What do you get when you equate the two?

 

[Oblio]

Shouldn't it be \cos^2{\theta} + 2\imath\cos{\theta}\sin{\theta} - \sin^2{\theta}?

I've gotten to

cos2\theta=cos2\theta-isin2\theta+2isin\thetacos\theta

 

[Oblio]

im realizing now that's wrong isn't it..

 

[neutrino]

I've gotten to

cos2\theta=cos2\theta-isin2\theta+2isin\thetacos\theta

When is a + ib = c + id? (a,b,c,d are real)

 

[Oblio]

whennn...
a=c, b=d?

 

[neutrino]

Right.

So when you equate cos(2t) + isin(2t) and cos^2(t) + 2isin(t)cos(t) - sin^2(t)...?
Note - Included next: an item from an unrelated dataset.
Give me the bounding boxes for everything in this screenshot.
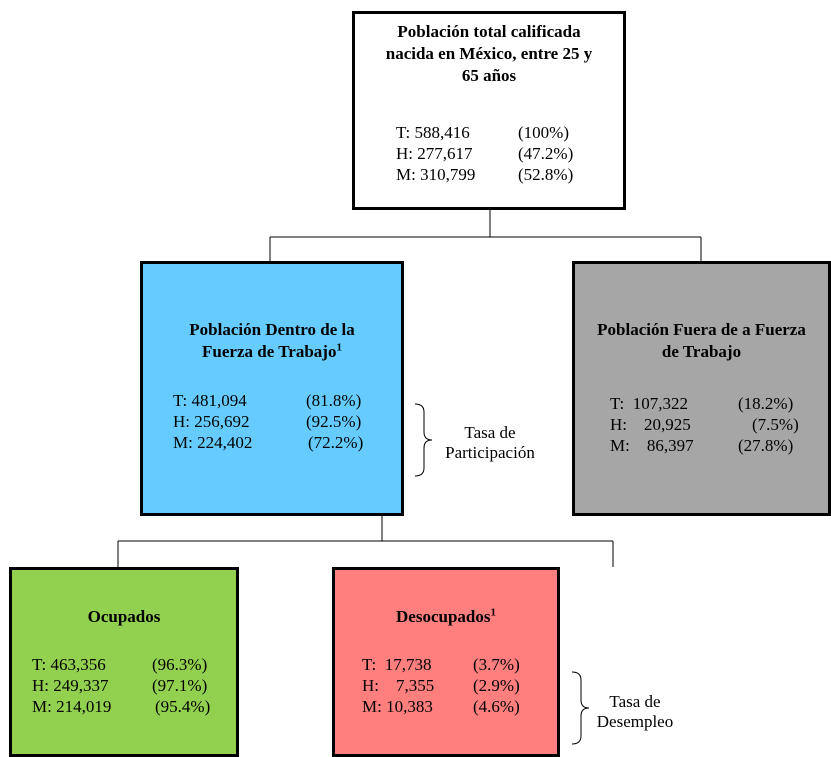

(using 't' instead of theta.)

 

[Oblio]

well if i use what I am trying to prove,
cos(2t) = cos^2(t)-sin^2(t)
and sin(2t) = 2sintcost

 

[Oblio]

but doesn't this method require that which I am proving, to prove it?

 

[neutrino]

well if i use what I am trying to prove,
cos(2t) = cos^2(t)-sin^2(t)
and sin(2t) = 2sintcost

but doesn't this method require that which I am proving, to prove it?

No. You're just equating the real and imaginary parts of the complex numbers. All you're using is the definition of equality of two complex numbers. (a = c, b = d)

 

[Oblio]

No. You're just equating the real and imaginary parts of the complex numbers. All you're using is the definition of equality of two complex numbers. (a = c, b = d)

So is it a valid proof to say that

cos2t +isin2t = cos^2(t) + 2isintcost - sin^2(t)

cos2t must = cos^2(t)-sin^2(t)
sin2t=2sintcost ?

 

[neutrino]

They must be equal since the corresponding real and imaginary components are equal.

I think writing the RHS as (cos^2(t) - sin^2(t)) + i(2sin(t)cos(t)) will make things familiar to you.

 

[Oblio]

Ok.

If the i's cancel leaving:
cos2t + sin2t = cos^2(t) - sin^2(t) + 2sin(t)cos(t)

There are all real parts. You don't think I'll need to prove the two RHS pieces?